Could your investment manager be another Bernard Madoff?  Most investment managers are honest.  But if someone like Mr. Madoff can run a $50 billion Ponzi scheme, investors should truly beware! 

When picking an investment manager or financial planner, here?s some common-sense advice.  Avoid managers who are unknown, or unregulated, or come without good referrals, or haven't been in the industry long.  Of course, none of this would have saved you from Mr. Madoff.  He had oodles of referrals at the highest levels, was former chairman of the Nasdaq and in business since 1960.

Still, there were other red flags.  The key one: Look out for an investment manager who wants complete control of your money, and asks for checks to be made out to him or a company he controls.  You are safest when the funds are held separately, in custody at a big broker-dealer firm regulated by the Financial Industry Regulatory Authority and backed by the Securities Investor Protection Corporation.  You can contact that firm directly to make sure it has your money, and you can check it out through FINRA.  Get copies of your statements directly from the broker.  Madoff operated his own Broker Dealer.  

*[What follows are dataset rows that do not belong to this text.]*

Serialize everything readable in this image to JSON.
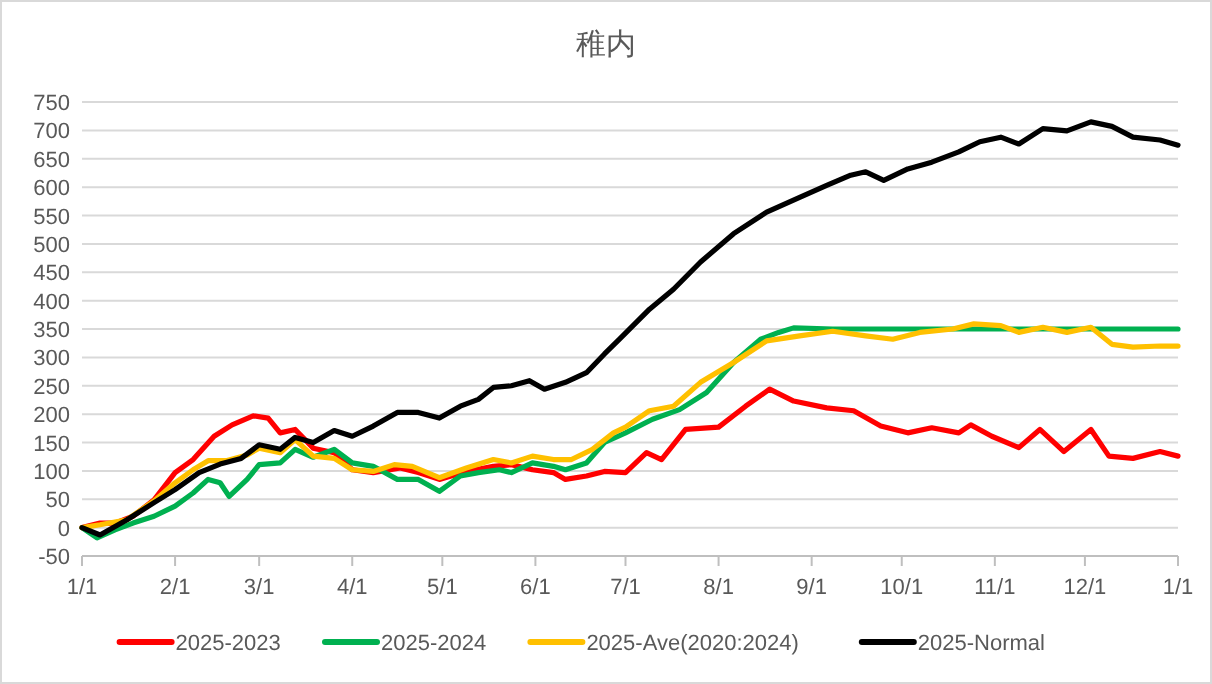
{
  "chart_data": {
    "type": "line",
    "title": "稚内",
    "xlim": [
      "2025-01-01",
      "2026-01-01"
    ],
    "xticks": [
      {
        "value": "2025-01-01",
        "label": "1/1"
      },
      {
        "value": "2025-02-01",
        "label": "2/1"
      },
      {
        "value": "2025-03-01",
        "label": "3/1"
      },
      {
        "value": "2025-04-01",
        "label": "4/1"
      },
      {
        "value": "2025-05-01",
        "label": "5/1"
      },
      {
        "value": "2025-06-01",
        "label": "6/1"
      },
      {
        "value": "2025-07-01",
        "label": "7/1"
      },
      {
        "value": "2025-08-01",
        "label": "8/1"
      },
      {
        "value": "2025-09-01",
        "label": "9/1"
      },
      {
        "value": "2025-10-01",
        "label": "10/1"
      },
      {
        "value": "2025-11-01",
        "label": "11/1"
      },
      {
        "value": "2025-12-01",
        "label": "12/1"
      },
      {
        "value": "2026-01-01",
        "label": "1/1"
      }
    ],
    "ylim": [
      -50,
      750
    ],
    "yticks": [
      -50,
      0,
      50,
      100,
      150,
      200,
      250,
      300,
      350,
      400,
      450,
      500,
      550,
      600,
      650,
      700,
      750
    ],
    "grid": "y",
    "legend": "bottom",
    "marker": "none",
    "line_style": "solid",
    "series": [
      {
        "name": "2025-2023",
        "color": "#ff0000",
        "x": [
          "2025-01-01",
          "2025-01-07",
          "2025-01-12",
          "2025-01-18",
          "2025-01-25",
          "2025-02-01",
          "2025-02-07",
          "2025-02-14",
          "2025-02-20",
          "2025-02-27",
          "2025-03-04",
          "2025-03-08",
          "2025-03-13",
          "2025-03-19",
          "2025-03-26",
          "2025-04-01",
          "2025-04-08",
          "2025-04-17",
          "2025-04-23",
          "2025-04-30",
          "2025-05-09",
          "2025-05-18",
          "2025-05-24",
          "2025-05-31",
          "2025-06-07",
          "2025-06-11",
          "2025-06-18",
          "2025-06-24",
          "2025-07-01",
          "2025-07-08",
          "2025-07-13",
          "2025-07-21",
          "2025-08-01",
          "2025-08-10",
          "2025-08-18",
          "2025-08-26",
          "2025-09-06",
          "2025-09-15",
          "2025-09-24",
          "2025-10-03",
          "2025-10-11",
          "2025-10-20",
          "2025-10-24",
          "2025-10-31",
          "2025-11-09",
          "2025-11-16",
          "2025-11-24",
          "2025-12-03",
          "2025-12-09",
          "2025-12-17",
          "2025-12-26",
          "2026-01-01"
        ],
        "values": [
          0,
          8,
          8,
          20,
          49,
          97,
          120,
          161,
          181,
          197,
          193,
          167,
          173,
          140,
          132,
          102,
          97,
          105,
          97,
          85,
          99,
          108,
          111,
          102,
          97,
          85,
          91,
          99,
          97,
          132,
          120,
          173,
          177,
          214,
          244,
          223,
          211,
          206,
          179,
          167,
          176,
          167,
          181,
          161,
          141,
          173,
          134,
          173,
          126,
          122,
          134,
          126
        ]
      },
      {
        "name": "2025-2024",
        "color": "#00b050",
        "x": [
          "2025-01-01",
          "2025-01-06",
          "2025-01-12",
          "2025-01-18",
          "2025-01-25",
          "2025-02-01",
          "2025-02-07",
          "2025-02-12",
          "2025-02-16",
          "2025-02-19",
          "2025-02-25",
          "2025-03-01",
          "2025-03-08",
          "2025-03-13",
          "2025-03-19",
          "2025-03-26",
          "2025-04-01",
          "2025-04-08",
          "2025-04-16",
          "2025-04-23",
          "2025-04-30",
          "2025-05-07",
          "2025-05-13",
          "2025-05-20",
          "2025-05-24",
          "2025-05-31",
          "2025-06-07",
          "2025-06-11",
          "2025-06-18",
          "2025-06-24",
          "2025-07-01",
          "2025-07-10",
          "2025-07-19",
          "2025-07-28",
          "2025-08-06",
          "2025-08-15",
          "2025-08-21",
          "2025-08-26",
          "2025-09-08",
          "2025-09-28",
          "2025-10-18",
          "2025-11-07",
          "2025-11-27",
          "2025-12-17",
          "2026-01-01"
        ],
        "values": [
          0,
          -18,
          -4,
          8,
          20,
          38,
          61,
          85,
          79,
          55,
          85,
          111,
          114,
          138,
          124,
          138,
          114,
          108,
          85,
          85,
          64,
          91,
          97,
          102,
          97,
          114,
          108,
          102,
          114,
          150,
          167,
          191,
          208,
          238,
          291,
          332,
          344,
          352,
          350,
          350,
          350,
          350,
          350,
          350,
          350
        ]
      },
      {
        "name": "2025-Ave(2020:2024)",
        "color": "#ffc000",
        "x": [
          "2025-01-01",
          "2025-01-07",
          "2025-01-16",
          "2025-01-25",
          "2025-02-01",
          "2025-02-07",
          "2025-02-12",
          "2025-02-18",
          "2025-02-25",
          "2025-03-01",
          "2025-03-08",
          "2025-03-13",
          "2025-03-19",
          "2025-03-26",
          "2025-04-01",
          "2025-04-08",
          "2025-04-15",
          "2025-04-21",
          "2025-04-30",
          "2025-05-09",
          "2025-05-18",
          "2025-05-24",
          "2025-05-31",
          "2025-06-07",
          "2025-06-13",
          "2025-06-20",
          "2025-06-27",
          "2025-07-01",
          "2025-07-09",
          "2025-07-17",
          "2025-07-26",
          "2025-08-06",
          "2025-08-17",
          "2025-08-28",
          "2025-09-08",
          "2025-09-19",
          "2025-09-28",
          "2025-10-07",
          "2025-10-18",
          "2025-10-25",
          "2025-11-03",
          "2025-11-09",
          "2025-11-17",
          "2025-11-25",
          "2025-12-03",
          "2025-12-10",
          "2025-12-17",
          "2025-12-26",
          "2026-01-01"
        ],
        "values": [
          0,
          5,
          14,
          47,
          79,
          102,
          118,
          118,
          128,
          140,
          132,
          155,
          126,
          122,
          102,
          99,
          111,
          108,
          88,
          105,
          120,
          114,
          126,
          120,
          120,
          138,
          167,
          177,
          206,
          214,
          256,
          291,
          329,
          338,
          346,
          338,
          332,
          344,
          350,
          359,
          356,
          344,
          353,
          344,
          353,
          323,
          318,
          320,
          320
        ]
      },
      {
        "name": "2025-Normal",
        "color": "#000000",
        "x": [
          "2025-01-01",
          "2025-01-07",
          "2025-01-16",
          "2025-01-25",
          "2025-02-01",
          "2025-02-09",
          "2025-02-16",
          "2025-02-23",
          "2025-03-01",
          "2025-03-08",
          "2025-03-13",
          "2025-03-19",
          "2025-03-26",
          "2025-04-01",
          "2025-04-08",
          "2025-04-16",
          "2025-04-23",
          "2025-04-30",
          "2025-05-07",
          "2025-05-13",
          "2025-05-18",
          "2025-05-24",
          "2025-05-30",
          "2025-06-04",
          "2025-06-11",
          "2025-06-18",
          "2025-06-24",
          "2025-06-29",
          "2025-07-09",
          "2025-07-17",
          "2025-07-26",
          "2025-08-06",
          "2025-08-17",
          "2025-08-28",
          "2025-09-06",
          "2025-09-14",
          "2025-09-19",
          "2025-09-25",
          "2025-10-03",
          "2025-10-11",
          "2025-10-20",
          "2025-10-27",
          "2025-11-03",
          "2025-11-09",
          "2025-11-17",
          "2025-11-25",
          "2025-12-03",
          "2025-12-10",
          "2025-12-17",
          "2025-12-26",
          "2026-01-01"
        ],
        "values": [
          0,
          -13,
          14,
          44,
          67,
          97,
          112,
          122,
          146,
          138,
          159,
          150,
          171,
          161,
          179,
          203,
          203,
          193,
          214,
          226,
          247,
          250,
          259,
          244,
          256,
          273,
          306,
          332,
          385,
          420,
          468,
          518,
          556,
          582,
          603,
          621,
          627,
          612,
          632,
          644,
          662,
          680,
          688,
          676,
          703,
          699,
          715,
          707,
          688,
          683,
          674
        ]
      }
    ]
  }
}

If your adviser manages your investments, but the funds are actually held at, say, Charles Schwab or Fidelity, its almost impossible for him or her to run a Ponzi scheme.  Other red flags?  Any broker who "guarantees" investment performance, boasts a track record that looks amazing, or who tries to hustle you aggressively into investing.  Double-check any investment record that looks too steady over the long term: Ponzis boast steady and attractive returns to avoid redemptions.  Had Madoff investors taken the time to carefully read their monthly statements, they could have spotted numerous pricing errors suggesting potential problems. 

If an advisor only tells you what you want to hear,  keep looking?a quality advisor provides a dose of reality.